Perché i giovani non amano l’ottica

La distanza tra i ragazzi e la nostra professione resta un tema caldo: il retail è sempre alla ricerca di capitale umano e la scelta di ritagliarsi un proprio spazio formativo potrebbe non bastare

Cosa vogliono i giovani dal lavoro? Risposte eloquenti arrivano da una ricerca pubblicata il 20 febbraio su Corriere Economia, a cura di Federmeccanica e di Daniele Marini, sociologo molto quotato, che ha creato un panel di 1.200 persone, rappresentativo della popolazione italiana. Il principale dato emerso è che i giovani “esprimono un’idea di lavoro orientata e interpretata come un percorso di carriera fatto di opportunità di crescita professionale e di mobilità, meno legata a un posto fisico del lavoro”. Secondo l’indagine di Marini, la concezione del posto di lavoro ereditata dagli anni 60 pare morta. Alla domanda sull’intenzione o meno di cambiarlo, nella fascia di età tra i 18 e i 34 anni quasi due su tre hanno detto sì. Non è diversa la tendenza se si sale fino a 49 anni: sono uno su due. Se per quasi il 35% di loro il cambio è determinato dalla maggiore retribuzione e per oltre il 13% dalla opportunità di carriera, gli elementi “immateriali” pesano in parti uguali: quasi il 20% cambia per migliorare la salute fisica e mentale, il 12% per mettere a frutto le proprie passioni, il 13% per la flessibilità degli orari. Il tutto fa, anche qui, un altrettanto significativo 45%. Elementi economici e personali si bilanciano come se ai nostri servissero sì denaro e carriera, ma anche benessere, emozioni, vita in generale.
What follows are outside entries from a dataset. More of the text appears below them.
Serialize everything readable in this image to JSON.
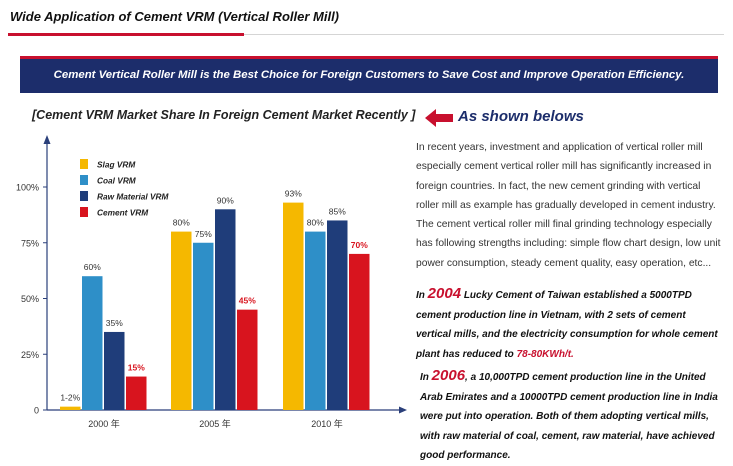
{
  "header": {
    "title": "Wide Application of Cement VRM (Vertical Roller Mill)"
  },
  "banner": {
    "text": "Cement Vertical Roller Mill is the Best Choice for Foreign Customers to Save Cost and Improve Operation Efficiency."
  },
  "section": {
    "heading": "[Cement VRM Market Share In Foreign Cement Market Recently ]",
    "pointer_text": "As shown belows",
    "arrow_icon": "left-arrow-icon"
  },
  "colors": {
    "accent_red": "#c8102e",
    "navy": "#1c2d6b"
  },
  "chart_data": {
    "type": "bar",
    "categories": [
      "2000 年",
      "2005 年",
      "2010 年"
    ],
    "series": [
      {
        "name": "Slag VRM",
        "color": "#f5b800",
        "values": [
          1.5,
          80,
          93
        ],
        "labels": [
          "1-2%",
          "80%",
          "93%"
        ]
      },
      {
        "name": "Coal VRM",
        "color": "#2e8fc8",
        "values": [
          60,
          75,
          80
        ],
        "labels": [
          "60%",
          "75%",
          "80%"
        ]
      },
      {
        "name": "Raw Material VRM",
        "color": "#1f3d7a",
        "values": [
          35,
          90,
          85
        ],
        "labels": [
          "35%",
          "90%",
          "85%"
        ]
      },
      {
        "name": "Cement VRM",
        "color": "#d8141e",
        "values": [
          15,
          45,
          70
        ],
        "labels": [
          "15%",
          "45%",
          "70%"
        ]
      }
    ],
    "ylim": [
      0,
      100
    ],
    "yticks": [
      "0",
      "25%",
      "50%",
      "75%",
      "100%"
    ],
    "legend": "top-left",
    "grid": false
  },
  "text": {
    "intro": "In recent years, investment and application of vertical roller mill especially cement vertical roller mill has significantly increased in foreign countries. In fact, the new cement grinding with vertical roller mill as example has gradually developed in cement industry. The cement vertical roller mill final grinding technology especially has following strengths including: simple flow chart design, low unit power consumption, steady cement quality, easy operation, etc...",
    "p2004": {
      "prefix": "In ",
      "year": "2004",
      "body": " Lucky Cement of Taiwan established a 5000TPD cement production line in Vietnam, with 2 sets of cement vertical mills, and the electricity consumption for whole cement plant has reduced to ",
      "value": "78-80KWh/t."
    },
    "p2006": {
      "prefix": "In ",
      "year": "2006",
      "body": ", a 10,000TPD cement production line in the United Arab Emirates and a 10000TPD cement production line in India were put into operation. Both of them adopting vertical mills, with raw material of coal, cement, raw material, have achieved good performance."
    }
  }
}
Il tema dei giovani e della distanza dalla professione di ottico è stato tra i must dell’ultimo Mido, come hanno ricordato Andrea Cappellini nel confronto con la parlamentare Marta Schifone e Sergio Cappa su questo quotidiano. Con la legge del 1928 il legislatore ha definito la doppia valenza della figura dell’ottico: imprenditore e commerciante nonché professionista. Da tempo evidenzio la mancanza in ambito scolastico della parte aziendale, ovvero della formazione alle abilità di gestire la relazione con il cliente e il mondo che ci scorre davanti e di condurre, anche se in un secondo momento, un’impresa. Questi aspetti vengono generalmente gestiti in master post diploma o di specializzazione come integratori e non componenti di una moderna figura di ottico optometrista. Un errore, ma non l’unico, che sta continuando a produrre ogni giorno di più un solco profondo tra le aspettative dei giovani e l’offerta dell’ottica attuale.
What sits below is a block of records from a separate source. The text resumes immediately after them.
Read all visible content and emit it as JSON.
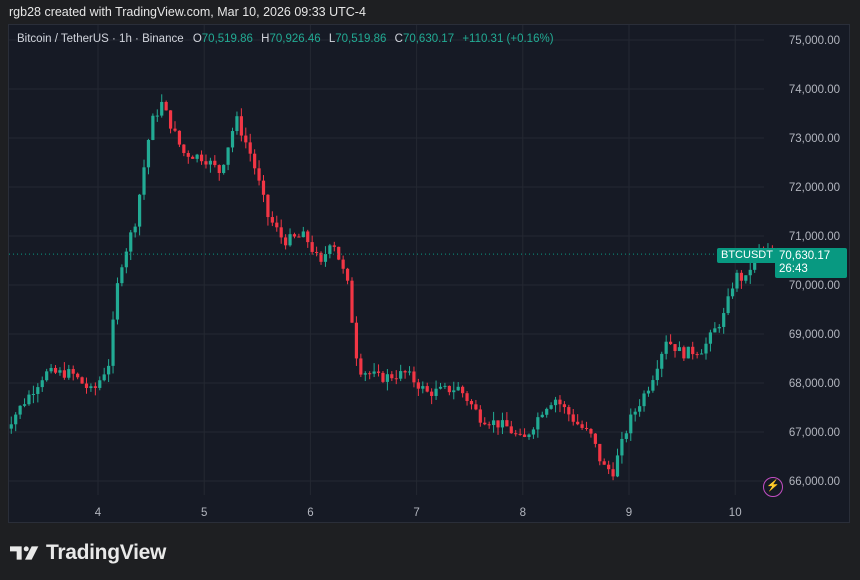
{
  "header": {
    "caption": "rgb28 created with TradingView.com, Mar 10, 2026 09:33 UTC-4"
  },
  "legend": {
    "symbol": "Bitcoin / TetherUS · 1h · Binance",
    "o_label": "O",
    "o_value": "70,519.86",
    "h_label": "H",
    "h_value": "70,926.46",
    "l_label": "L",
    "l_value": "70,519.86",
    "c_label": "C",
    "c_value": "70,630.17",
    "change": "+110.31 (+0.16%)"
  },
  "price_tag": {
    "symbol": "BTCUSDT",
    "price": "70,630.17",
    "countdown": "26:43"
  },
  "brand": {
    "name": "TradingView"
  },
  "colors": {
    "up": "#22ab94",
    "down": "#f23645",
    "background": "#161a25",
    "grid": "#242832",
    "tag": "#089981"
  },
  "icons": {
    "alert": "bolt-icon",
    "logo": "tradingview-logo-icon"
  },
  "chart_data": {
    "type": "candlestick",
    "symbol": "BTCUSDT",
    "interval": "1h",
    "ylim": [
      65800,
      75300
    ],
    "y_ticks": [
      "75,000.00",
      "74,000.00",
      "73,000.00",
      "72,000.00",
      "71,000.00",
      "70,000.00",
      "69,000.00",
      "68,000.00",
      "67,000.00",
      "66,000.00"
    ],
    "y_tick_values": [
      75000,
      74000,
      73000,
      72000,
      71000,
      70000,
      69000,
      68000,
      67000,
      66000
    ],
    "x_ticks": [
      "4",
      "5",
      "6",
      "7",
      "8",
      "9",
      "10"
    ],
    "last_price": 70630.17,
    "series": [
      {
        "x": 3.1,
        "close": 67000
      },
      {
        "x": 3.3,
        "close": 67600
      },
      {
        "x": 3.5,
        "close": 68200
      },
      {
        "x": 3.75,
        "close": 68200
      },
      {
        "x": 3.95,
        "close": 67800
      },
      {
        "x": 4.1,
        "close": 68400
      },
      {
        "x": 4.2,
        "close": 70300
      },
      {
        "x": 4.35,
        "close": 71300
      },
      {
        "x": 4.5,
        "close": 73300
      },
      {
        "x": 4.6,
        "close": 73700
      },
      {
        "x": 4.8,
        "close": 72700
      },
      {
        "x": 5.0,
        "close": 72600
      },
      {
        "x": 5.15,
        "close": 72300
      },
      {
        "x": 5.3,
        "close": 73400
      },
      {
        "x": 5.45,
        "close": 72600
      },
      {
        "x": 5.6,
        "close": 71400
      },
      {
        "x": 5.75,
        "close": 70900
      },
      {
        "x": 5.95,
        "close": 71000
      },
      {
        "x": 6.1,
        "close": 70400
      },
      {
        "x": 6.2,
        "close": 71000
      },
      {
        "x": 6.35,
        "close": 70000
      },
      {
        "x": 6.45,
        "close": 68300
      },
      {
        "x": 6.65,
        "close": 68100
      },
      {
        "x": 6.9,
        "close": 68200
      },
      {
        "x": 7.1,
        "close": 67800
      },
      {
        "x": 7.4,
        "close": 67900
      },
      {
        "x": 7.6,
        "close": 67300
      },
      {
        "x": 7.85,
        "close": 67100
      },
      {
        "x": 8.0,
        "close": 66800
      },
      {
        "x": 8.2,
        "close": 67500
      },
      {
        "x": 8.3,
        "close": 67700
      },
      {
        "x": 8.5,
        "close": 67200
      },
      {
        "x": 8.65,
        "close": 66900
      },
      {
        "x": 8.75,
        "close": 66300
      },
      {
        "x": 8.85,
        "close": 66200
      },
      {
        "x": 9.0,
        "close": 67200
      },
      {
        "x": 9.2,
        "close": 68000
      },
      {
        "x": 9.35,
        "close": 68900
      },
      {
        "x": 9.5,
        "close": 68600
      },
      {
        "x": 9.7,
        "close": 68700
      },
      {
        "x": 9.9,
        "close": 69400
      },
      {
        "x": 10.0,
        "close": 70200
      },
      {
        "x": 10.1,
        "close": 70100
      },
      {
        "x": 10.2,
        "close": 70700
      },
      {
        "x": 10.35,
        "close": 70630
      }
    ]
  }
}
La ricerca di Marini evidenzia come i giovani di oggi cerchino stimoli professionali e personali che in prima battuta corrispondano a buoni salari e percorsi di carriera: la stessa indagine ha evidenziato come, a sorpresa, la vicinanza del posto di lavoro pesi solo per il 6,5% degli intervistati. “La soggettività dei lavoratori si prende il suo spazio - si legge nell’articolo di Corriere Economia - Lavoro e vita si riavvicinano ma la seconda non si annulla più nel suo partner, tanto che il 18% si dimette anche al buio”. La nostra offerta formativa verso i giovani va ripensata alla luce di queste riflessioni post pandemia e persino nell’anniversario del primo anno della guerra in Ucraina: il mondo, le persone sono cambiate radicalmente nei loro valori. E l’ottica deve sapersi adeguare.